What really happens, though, is that courts do a search through other case law to see whether another court has addressed this kind of scientific technique before, and then rubber-stamps that decision. This is stifling to innovation and new techniques, because a court that denies New Method X largely on the basis of its novelty and lack of peer review (which is a result of its novely) will then guide future courts to reject New Method X even if the New Method X is subsequently vindicated in field tests and peer review.
Then, there is another problem — what happens when a bunch of “experts” submit affidavits signing off on a bunch of what is objectively junk science? In the MMR vaccine case Popehat linked to, the court took the time to delve deeply into the issue and found the “experts” (who had impressive-enough looking credentials) to have poor foundations for their opinions. But it takes an unusually perceptive and knowledgeable court to do that; not all judges have the right kinds of backgrounds to make those kinds of evaluations. I do not think I would. Even in the MMR case, the Court based its decision in part on the following:
The expert witnesses presented by the respondent were far better qualified, far more experienced, and far more persuasive than the petitioners’ experts, concerning most of the key points.
The issue, though, ought not to be which side of a dispute can accumulate the most affidavits from the most impressive experts.

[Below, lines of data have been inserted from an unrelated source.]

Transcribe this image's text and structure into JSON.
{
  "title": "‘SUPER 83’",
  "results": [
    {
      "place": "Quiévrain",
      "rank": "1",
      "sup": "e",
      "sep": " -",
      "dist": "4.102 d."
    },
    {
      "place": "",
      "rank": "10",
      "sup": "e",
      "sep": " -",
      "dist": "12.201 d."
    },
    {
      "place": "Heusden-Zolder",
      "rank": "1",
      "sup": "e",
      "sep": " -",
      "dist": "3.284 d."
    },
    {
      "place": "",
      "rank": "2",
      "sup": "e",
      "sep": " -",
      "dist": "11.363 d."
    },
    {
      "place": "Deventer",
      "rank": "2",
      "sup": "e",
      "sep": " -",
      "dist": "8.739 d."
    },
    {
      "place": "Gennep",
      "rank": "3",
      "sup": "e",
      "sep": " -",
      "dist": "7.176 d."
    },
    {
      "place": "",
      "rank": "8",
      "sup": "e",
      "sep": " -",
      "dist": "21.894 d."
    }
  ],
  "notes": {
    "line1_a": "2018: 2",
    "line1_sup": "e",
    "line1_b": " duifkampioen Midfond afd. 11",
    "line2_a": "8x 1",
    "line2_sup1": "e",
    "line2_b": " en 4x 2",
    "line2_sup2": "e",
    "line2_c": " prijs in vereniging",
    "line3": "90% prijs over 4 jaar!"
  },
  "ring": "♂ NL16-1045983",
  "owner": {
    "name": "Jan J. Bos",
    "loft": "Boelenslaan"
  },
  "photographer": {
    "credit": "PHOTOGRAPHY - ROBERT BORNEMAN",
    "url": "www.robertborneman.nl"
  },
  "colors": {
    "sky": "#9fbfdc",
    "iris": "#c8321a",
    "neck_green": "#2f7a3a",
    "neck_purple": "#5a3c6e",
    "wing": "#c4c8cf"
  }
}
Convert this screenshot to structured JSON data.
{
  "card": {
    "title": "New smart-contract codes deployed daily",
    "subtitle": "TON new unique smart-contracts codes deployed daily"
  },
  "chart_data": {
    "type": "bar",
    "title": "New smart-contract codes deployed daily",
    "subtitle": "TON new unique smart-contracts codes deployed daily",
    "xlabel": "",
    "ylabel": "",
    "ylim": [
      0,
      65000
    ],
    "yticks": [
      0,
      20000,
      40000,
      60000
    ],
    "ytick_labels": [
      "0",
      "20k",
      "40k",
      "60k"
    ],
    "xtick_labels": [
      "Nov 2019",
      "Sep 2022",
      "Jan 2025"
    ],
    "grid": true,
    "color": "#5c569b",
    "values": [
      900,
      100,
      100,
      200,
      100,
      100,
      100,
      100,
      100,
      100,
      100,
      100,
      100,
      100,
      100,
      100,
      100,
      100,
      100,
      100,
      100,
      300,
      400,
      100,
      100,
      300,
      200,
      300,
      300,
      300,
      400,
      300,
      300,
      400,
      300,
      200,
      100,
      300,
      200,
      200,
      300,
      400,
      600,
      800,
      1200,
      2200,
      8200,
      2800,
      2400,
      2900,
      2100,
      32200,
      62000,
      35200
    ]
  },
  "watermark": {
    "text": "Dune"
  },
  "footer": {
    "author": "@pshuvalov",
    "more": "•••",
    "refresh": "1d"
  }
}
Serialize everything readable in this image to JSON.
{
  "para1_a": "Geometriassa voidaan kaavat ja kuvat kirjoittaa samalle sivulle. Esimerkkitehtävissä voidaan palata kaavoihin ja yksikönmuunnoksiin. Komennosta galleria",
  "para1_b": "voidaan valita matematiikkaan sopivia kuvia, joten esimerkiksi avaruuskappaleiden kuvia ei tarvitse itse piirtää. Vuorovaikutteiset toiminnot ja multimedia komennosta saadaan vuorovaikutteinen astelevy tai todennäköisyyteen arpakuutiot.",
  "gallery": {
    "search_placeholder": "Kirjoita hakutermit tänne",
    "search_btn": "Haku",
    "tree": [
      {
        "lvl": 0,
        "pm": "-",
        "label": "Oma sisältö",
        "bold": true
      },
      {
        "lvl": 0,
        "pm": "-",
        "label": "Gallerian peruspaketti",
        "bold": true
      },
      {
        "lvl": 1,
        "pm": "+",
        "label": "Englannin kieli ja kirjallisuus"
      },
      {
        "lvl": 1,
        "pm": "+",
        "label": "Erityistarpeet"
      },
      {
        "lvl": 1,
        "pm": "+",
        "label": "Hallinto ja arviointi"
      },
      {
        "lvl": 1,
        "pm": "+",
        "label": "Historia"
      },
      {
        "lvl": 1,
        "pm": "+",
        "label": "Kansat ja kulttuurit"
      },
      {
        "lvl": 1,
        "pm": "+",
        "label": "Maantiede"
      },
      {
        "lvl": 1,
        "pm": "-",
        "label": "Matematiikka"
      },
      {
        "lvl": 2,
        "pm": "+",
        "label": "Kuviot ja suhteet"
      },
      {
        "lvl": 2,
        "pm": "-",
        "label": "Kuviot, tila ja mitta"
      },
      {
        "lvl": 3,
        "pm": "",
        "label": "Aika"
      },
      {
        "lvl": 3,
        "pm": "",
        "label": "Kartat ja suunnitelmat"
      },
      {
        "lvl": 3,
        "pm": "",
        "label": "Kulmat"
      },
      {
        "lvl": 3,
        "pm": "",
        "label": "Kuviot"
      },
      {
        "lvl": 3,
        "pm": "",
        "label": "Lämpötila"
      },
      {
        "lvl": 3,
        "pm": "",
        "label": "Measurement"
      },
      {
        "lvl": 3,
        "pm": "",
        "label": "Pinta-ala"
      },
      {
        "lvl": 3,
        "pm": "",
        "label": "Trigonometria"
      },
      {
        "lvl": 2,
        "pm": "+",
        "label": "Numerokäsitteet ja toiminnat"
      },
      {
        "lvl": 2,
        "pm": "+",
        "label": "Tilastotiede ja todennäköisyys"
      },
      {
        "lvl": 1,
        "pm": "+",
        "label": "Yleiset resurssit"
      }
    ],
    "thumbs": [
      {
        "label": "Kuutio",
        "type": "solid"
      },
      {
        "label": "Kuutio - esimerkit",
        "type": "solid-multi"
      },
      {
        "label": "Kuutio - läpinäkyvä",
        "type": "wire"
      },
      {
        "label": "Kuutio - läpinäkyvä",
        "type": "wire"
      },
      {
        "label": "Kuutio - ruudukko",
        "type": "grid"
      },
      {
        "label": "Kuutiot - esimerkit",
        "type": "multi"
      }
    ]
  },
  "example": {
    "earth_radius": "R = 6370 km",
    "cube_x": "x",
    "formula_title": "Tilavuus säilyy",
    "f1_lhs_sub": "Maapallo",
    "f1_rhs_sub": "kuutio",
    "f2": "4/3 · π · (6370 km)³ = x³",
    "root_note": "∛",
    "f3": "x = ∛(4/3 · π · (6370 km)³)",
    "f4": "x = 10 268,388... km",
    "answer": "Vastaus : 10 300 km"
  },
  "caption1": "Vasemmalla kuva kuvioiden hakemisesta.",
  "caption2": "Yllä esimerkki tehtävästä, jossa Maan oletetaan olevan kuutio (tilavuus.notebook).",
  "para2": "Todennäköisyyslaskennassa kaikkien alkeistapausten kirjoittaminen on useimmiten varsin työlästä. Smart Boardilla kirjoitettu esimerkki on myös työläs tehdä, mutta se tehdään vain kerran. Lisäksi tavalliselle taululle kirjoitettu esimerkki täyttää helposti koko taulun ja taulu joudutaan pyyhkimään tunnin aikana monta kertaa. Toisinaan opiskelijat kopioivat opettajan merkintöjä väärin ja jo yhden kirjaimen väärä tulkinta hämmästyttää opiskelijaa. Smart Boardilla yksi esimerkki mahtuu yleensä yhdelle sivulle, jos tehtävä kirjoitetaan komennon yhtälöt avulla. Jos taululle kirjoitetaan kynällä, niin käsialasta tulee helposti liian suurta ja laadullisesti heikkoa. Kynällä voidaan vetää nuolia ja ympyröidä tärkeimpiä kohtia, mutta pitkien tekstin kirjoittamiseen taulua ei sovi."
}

If experts can be found who will sign off on most anything, it can become something of an arms race to see which side is simply willing to write enough checks to the largest number of scientists willing to whore out their credentials.
Here’s what I suggest. A court is not equipped, on its own, to evaluate science. It needs the assistance of experts. But the issue of whether a proposed method has “acceptance in the scientific community” is fundamentally flawed, and redundant of the validity of the science in question anyway. I say, let’s dispense with the “general acceptance” part of this test altogether.
Instead, have experts testify directly about the scientific validity of the test in question. We have guidance from Daubert about what scientific validity is — has the process been subject to double-blind, objectively falsifiable, controlled testing? Has it been subject to peer review and analyzed in relevant professional literature? Does the process produce reliable results, both in the lab and in practical application? If so, legitimate scientists will sign off on the method anyway. So let the experts explain why the technique is or is not valid, and let the court’s inquiry be not about the opinions of a body of experts but rather the substance of what the experts are talking about.
* Obviously, not all doctors deserve this label.
** You don’t believe this? I’ve got one word for you: Fibromyalgia.